That thar is a spec.


----------



## morris (Feb 15, 2009)

yep nice white perch or speck, aint no crappies down here


----------



## ThatredneckguyJamie (Feb 16, 2009)

Cadcom said:


> That thar is a spec.



Agreed...looks like a speck to me


----------



## Shug (Feb 16, 2009)

Here in Tenn thats a white crappie


----------



## Tanner boyzz (Feb 16, 2009)

looks like a spec to me


----------



## rjcruiser (Feb 16, 2009)

Perch....crappie...

I think we can all agree on it being called Dinner.  Nice one.


----------



## ratman (Feb 16, 2009)

Nice white perch mr. Rhodes. It does look like supper to me.


----------



## hgreagan (Feb 16, 2009)

Shug said:


> Here in Tenn thats a white crappie


But that is becuase ya'll don't have any specs up there. Technically it is called a black crappie, but folks I fish with down here in South Ga. wouldn't know what you were talking about.


----------



## hotamighty (Feb 16, 2009)

That is a dang sure nice speckled perch. I'd like to have a good mess of em that size. Havent had a chance to go.


----------



## mrbrinson (Feb 16, 2009)

That is a nice perch....and I should know....


----------



## tigerfan (Feb 16, 2009)

*perch?  crappie?*

That is a sac-a-lait


----------



## Michael Lee (Feb 16, 2009)

Tell Matt there that one day he'll learn to fish like me 

Good job bro!

ML


----------



## bnew17 (Feb 16, 2009)

White Perch


----------



## rhodes31072 (Feb 17, 2009)

I would like to give credit where credit is due.  mrbrinson is a new member here and is the ugly devil that caught that perch in the picture.


----------



## crackerdave (Feb 17, 2009)

That's a honker! Are you gonna get it mounted? Sure would be a nice mount.


----------



## crackerdave (Feb 17, 2009)

Wow! That'd make a purty mount! 

You oughta put that on the freshwater fishing forum,too - and make 'em drool!


----------



## Jasper (Feb 17, 2009)

Hey rhodes,

You call it whatever you want man. That's a good one. My favorite fish to catch.........


----------



## Paymaster (Feb 17, 2009)

That thar is food!  Congrats!


----------



## HuntinJake_23 (Feb 17, 2009)

Check the fishing regs and it will tell u what kind of fish that is. Nice crappie though, caught one just like it in my pond the other day!!!


----------



## JoshM (Feb 17, 2009)

They're all the same guys...perch, crappie, paper mouth, rock bass even...My grandparents call them "sac a laits".

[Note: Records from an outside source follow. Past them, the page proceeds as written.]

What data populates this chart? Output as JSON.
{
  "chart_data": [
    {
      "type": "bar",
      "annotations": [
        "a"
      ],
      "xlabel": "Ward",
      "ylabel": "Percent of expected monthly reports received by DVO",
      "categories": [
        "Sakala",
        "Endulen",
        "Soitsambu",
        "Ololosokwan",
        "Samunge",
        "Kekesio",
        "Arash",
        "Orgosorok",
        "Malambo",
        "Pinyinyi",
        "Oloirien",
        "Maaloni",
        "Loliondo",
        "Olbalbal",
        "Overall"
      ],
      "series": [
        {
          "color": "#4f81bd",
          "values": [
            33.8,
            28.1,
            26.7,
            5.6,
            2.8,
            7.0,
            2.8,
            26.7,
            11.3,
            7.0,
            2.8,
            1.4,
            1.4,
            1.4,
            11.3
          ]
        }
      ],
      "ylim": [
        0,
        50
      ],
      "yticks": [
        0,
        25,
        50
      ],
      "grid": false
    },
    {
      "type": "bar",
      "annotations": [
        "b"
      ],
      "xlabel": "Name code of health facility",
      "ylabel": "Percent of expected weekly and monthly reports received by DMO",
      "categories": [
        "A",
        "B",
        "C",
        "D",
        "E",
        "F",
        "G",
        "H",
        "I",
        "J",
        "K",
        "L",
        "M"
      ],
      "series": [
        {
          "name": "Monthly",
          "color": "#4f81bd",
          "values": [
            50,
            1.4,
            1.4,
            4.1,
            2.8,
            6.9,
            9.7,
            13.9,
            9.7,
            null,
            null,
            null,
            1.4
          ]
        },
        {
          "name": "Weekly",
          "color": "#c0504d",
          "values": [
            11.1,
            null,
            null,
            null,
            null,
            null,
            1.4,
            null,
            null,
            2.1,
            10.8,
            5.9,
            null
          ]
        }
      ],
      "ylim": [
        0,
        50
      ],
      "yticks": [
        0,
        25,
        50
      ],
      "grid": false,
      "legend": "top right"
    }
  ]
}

Nice looking fish either way


----------



## Jhunt (Feb 17, 2009)

rhodes31072 said:


> Short for white perch for you urbanites.

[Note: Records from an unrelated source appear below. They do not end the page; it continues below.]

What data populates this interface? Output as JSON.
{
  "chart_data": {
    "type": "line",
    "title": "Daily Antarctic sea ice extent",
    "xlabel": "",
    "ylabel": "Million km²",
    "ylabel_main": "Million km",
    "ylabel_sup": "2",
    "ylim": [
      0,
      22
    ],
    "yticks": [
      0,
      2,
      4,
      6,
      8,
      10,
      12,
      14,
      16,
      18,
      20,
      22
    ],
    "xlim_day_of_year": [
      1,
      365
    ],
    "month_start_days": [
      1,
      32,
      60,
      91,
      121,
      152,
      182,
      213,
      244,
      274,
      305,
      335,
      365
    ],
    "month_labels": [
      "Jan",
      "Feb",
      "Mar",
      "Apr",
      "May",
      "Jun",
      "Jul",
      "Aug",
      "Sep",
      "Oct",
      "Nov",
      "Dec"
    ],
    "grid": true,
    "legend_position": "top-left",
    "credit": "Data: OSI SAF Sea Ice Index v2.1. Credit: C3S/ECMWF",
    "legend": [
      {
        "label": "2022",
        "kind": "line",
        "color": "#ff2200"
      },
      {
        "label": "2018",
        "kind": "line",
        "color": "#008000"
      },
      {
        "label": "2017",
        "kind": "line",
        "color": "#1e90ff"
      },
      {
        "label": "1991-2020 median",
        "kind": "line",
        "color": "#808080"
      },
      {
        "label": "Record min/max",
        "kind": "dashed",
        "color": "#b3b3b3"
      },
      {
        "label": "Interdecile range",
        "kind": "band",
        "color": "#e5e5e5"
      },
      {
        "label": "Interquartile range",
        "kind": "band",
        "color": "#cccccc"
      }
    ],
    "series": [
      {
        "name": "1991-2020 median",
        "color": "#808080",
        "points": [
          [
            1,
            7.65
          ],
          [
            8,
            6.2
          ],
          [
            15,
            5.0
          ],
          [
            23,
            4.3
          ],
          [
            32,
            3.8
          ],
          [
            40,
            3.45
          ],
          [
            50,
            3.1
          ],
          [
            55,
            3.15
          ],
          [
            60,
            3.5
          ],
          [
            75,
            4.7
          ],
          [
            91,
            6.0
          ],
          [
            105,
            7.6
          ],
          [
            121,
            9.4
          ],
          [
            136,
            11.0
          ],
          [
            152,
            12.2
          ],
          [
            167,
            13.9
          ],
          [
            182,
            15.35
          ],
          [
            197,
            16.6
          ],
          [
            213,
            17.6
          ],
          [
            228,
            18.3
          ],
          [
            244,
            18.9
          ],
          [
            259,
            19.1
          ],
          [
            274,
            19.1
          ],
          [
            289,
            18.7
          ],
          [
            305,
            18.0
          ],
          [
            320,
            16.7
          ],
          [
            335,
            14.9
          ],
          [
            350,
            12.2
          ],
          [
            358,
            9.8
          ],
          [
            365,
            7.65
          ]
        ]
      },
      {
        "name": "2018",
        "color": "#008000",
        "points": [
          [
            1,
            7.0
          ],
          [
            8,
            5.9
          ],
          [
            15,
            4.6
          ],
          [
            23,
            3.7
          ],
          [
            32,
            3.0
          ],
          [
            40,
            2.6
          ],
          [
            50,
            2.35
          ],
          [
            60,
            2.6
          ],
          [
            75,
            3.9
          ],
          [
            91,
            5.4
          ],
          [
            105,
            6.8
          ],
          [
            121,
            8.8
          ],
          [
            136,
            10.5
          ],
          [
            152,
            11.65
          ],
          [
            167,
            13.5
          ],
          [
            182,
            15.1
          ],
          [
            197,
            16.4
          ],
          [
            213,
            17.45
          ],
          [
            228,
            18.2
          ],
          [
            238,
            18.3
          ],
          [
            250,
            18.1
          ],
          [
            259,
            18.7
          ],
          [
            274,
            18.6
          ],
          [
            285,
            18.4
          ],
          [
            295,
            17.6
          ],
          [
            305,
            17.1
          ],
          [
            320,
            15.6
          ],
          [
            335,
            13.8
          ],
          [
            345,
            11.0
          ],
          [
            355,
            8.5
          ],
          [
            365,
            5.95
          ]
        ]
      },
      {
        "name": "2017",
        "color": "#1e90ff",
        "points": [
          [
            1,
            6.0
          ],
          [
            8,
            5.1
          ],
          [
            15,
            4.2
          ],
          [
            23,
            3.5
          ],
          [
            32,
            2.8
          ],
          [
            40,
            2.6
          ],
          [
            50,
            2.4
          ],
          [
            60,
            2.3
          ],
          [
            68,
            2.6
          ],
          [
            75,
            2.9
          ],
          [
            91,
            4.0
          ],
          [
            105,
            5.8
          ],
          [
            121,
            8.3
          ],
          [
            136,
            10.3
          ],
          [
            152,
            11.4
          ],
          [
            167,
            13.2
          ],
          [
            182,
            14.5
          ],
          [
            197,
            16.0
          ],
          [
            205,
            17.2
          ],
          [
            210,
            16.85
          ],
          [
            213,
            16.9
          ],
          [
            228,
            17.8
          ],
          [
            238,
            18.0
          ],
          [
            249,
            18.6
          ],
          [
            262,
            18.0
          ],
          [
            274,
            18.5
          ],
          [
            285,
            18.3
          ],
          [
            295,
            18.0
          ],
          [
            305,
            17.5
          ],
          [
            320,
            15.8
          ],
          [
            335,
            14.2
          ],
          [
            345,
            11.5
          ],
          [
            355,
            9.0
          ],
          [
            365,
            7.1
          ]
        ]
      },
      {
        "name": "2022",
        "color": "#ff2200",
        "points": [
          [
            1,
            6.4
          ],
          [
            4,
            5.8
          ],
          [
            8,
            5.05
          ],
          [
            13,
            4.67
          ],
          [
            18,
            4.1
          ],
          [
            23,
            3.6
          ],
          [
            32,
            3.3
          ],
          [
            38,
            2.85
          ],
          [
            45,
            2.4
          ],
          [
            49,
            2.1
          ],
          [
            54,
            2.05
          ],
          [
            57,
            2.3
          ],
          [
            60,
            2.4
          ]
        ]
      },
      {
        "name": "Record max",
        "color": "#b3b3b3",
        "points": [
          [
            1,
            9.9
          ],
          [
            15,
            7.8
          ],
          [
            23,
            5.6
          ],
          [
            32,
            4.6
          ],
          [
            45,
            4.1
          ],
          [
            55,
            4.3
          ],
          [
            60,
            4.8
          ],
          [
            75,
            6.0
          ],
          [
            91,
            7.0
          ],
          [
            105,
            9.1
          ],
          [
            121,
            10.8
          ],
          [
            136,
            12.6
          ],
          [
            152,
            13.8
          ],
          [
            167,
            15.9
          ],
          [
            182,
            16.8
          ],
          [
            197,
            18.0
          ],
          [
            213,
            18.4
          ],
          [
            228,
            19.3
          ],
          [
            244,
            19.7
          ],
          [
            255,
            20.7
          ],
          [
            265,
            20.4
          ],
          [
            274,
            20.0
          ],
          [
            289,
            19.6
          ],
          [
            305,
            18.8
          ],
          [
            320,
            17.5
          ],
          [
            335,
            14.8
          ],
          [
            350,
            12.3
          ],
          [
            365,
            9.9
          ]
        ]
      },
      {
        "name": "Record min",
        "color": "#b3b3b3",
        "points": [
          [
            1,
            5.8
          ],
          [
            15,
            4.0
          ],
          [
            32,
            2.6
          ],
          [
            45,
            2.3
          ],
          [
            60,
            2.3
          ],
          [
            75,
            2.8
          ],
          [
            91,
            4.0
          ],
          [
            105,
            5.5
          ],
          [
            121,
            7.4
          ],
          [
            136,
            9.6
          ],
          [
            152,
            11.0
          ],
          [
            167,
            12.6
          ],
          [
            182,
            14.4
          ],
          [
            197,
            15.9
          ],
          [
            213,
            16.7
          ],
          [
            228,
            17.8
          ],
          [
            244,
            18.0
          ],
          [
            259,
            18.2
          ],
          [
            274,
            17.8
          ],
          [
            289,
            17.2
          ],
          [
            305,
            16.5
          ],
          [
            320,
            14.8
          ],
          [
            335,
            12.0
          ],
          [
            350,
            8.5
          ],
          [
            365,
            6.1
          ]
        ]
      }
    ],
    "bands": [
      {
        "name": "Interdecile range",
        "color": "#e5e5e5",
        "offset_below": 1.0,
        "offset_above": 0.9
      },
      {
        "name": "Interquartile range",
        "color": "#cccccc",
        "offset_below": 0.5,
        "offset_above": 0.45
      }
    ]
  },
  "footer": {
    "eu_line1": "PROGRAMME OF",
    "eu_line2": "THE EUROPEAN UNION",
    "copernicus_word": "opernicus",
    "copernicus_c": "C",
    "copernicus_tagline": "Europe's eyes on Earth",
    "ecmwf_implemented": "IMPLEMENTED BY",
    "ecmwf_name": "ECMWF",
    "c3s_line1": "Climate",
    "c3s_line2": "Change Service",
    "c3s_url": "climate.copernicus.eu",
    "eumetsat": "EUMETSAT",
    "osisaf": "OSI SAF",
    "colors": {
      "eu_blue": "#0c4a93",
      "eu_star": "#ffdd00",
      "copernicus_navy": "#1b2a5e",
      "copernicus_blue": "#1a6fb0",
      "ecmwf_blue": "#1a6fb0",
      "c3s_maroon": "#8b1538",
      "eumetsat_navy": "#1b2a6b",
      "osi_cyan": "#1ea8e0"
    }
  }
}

Not white perch, "Speckled Perch" you knucklehead.


----------



## K80 (Feb 17, 2009)

Nice crappie!


----------



## bnew17 (Feb 17, 2009)

i notice a trend here in what people call it.


----------



## pop pop jones (Feb 18, 2009)

Slab


----------



## bnew17 (Feb 18, 2009)

rhodes31072 said:


> for my pond at least.




did you go to mercer?


----------



## rhodes31072 (Feb 18, 2009)

No, I went to ABAC and UGA.


----------



## bnew17 (Feb 19, 2009)

look just like a guy i went to school with at mercer. anyways nice pictures!


----------



## Luke0927 (Feb 19, 2009)

Nice sized crappie!


You South GA boys.....

white perch








black crappie


----------



## mrbrinson (Feb 19, 2009)

Luke0927 said:


> Nice sized crappie!
> 
> 
> You South GA boys.....
> ...



"The genus name Pomoxis derives from the Greek πώμα and οξύς. The common name, crappie, derives from the Canadian French crapet, which refers to many different fishes of the family Centrarchidae. Other names for crappies are papermouths, calico bass, strawberry bass, white perch, specks, speckled perch, sac-a-lait, rock bass and Oswego bass."

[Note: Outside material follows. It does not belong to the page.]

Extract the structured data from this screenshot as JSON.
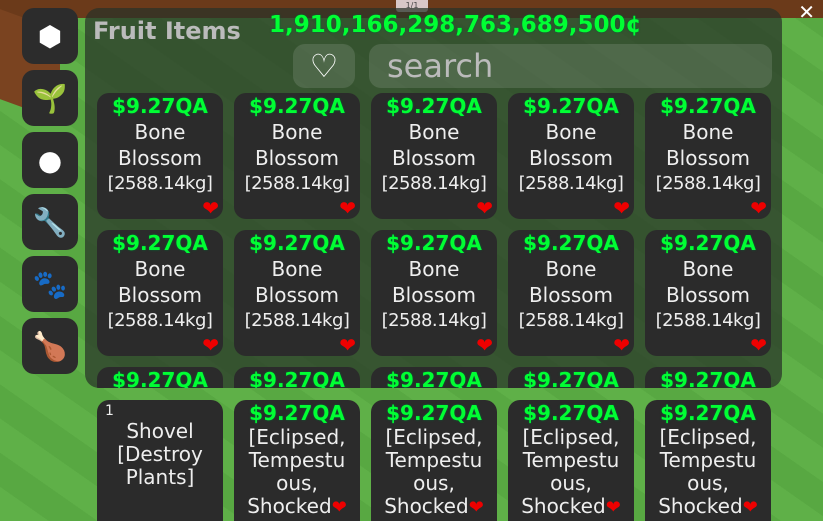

You North GA boys feel free to keep calling it by its French name, but we're gonna stick with perch so everybody down here doesn't laugh at us....


----------



## Luke0927 (Feb 19, 2009)

mrbrinson said:


> "The genus name Pomoxis derives from the Greek πώμα and οξύς. The common name, crappie, derives from the Canadian French crapet, which refers to many different fishes of the family Centrarchidae. Other names for crappies are papermouths, calico bass, strawberry bass, white perch, specks, speckled perch, sac-a-lait, rock bass and Oswego bass."
> 
> You North GA boys feel free to keep calling it by its French name, but we're gonna stick with perch so everybody down here doesn't laugh at us....



 perch is a general name for about 130 different fish...guess its just easier for you south GA boys to call everything by one name!  

i wrote that article in wikipedia


----------



## Jhunt (Feb 19, 2009)

Heck, in south Georgia, a largemouth bass is a "trout".   The most confussed my dad ever got was when he went trout fishing in north Georgia with my Papa in the 1960's and Papa showed him what a trout really was.


----------



## letliloneswalk (Feb 19, 2009)

Ok   I LOVE PERCH , CAUGHT THOUSANDS OF THEM AND YOUR ALL WRONG .THEY HAVE DARK STRIPES ANDTHEY ARE YELLOW IN FACT  WALLEYES ARE MEMBERS OF THE PERCH FAMILY  YOU GOT A SAC-A-LAI    ALSO CALLED SACK OF MILK  SWEET CRAPPIE


----------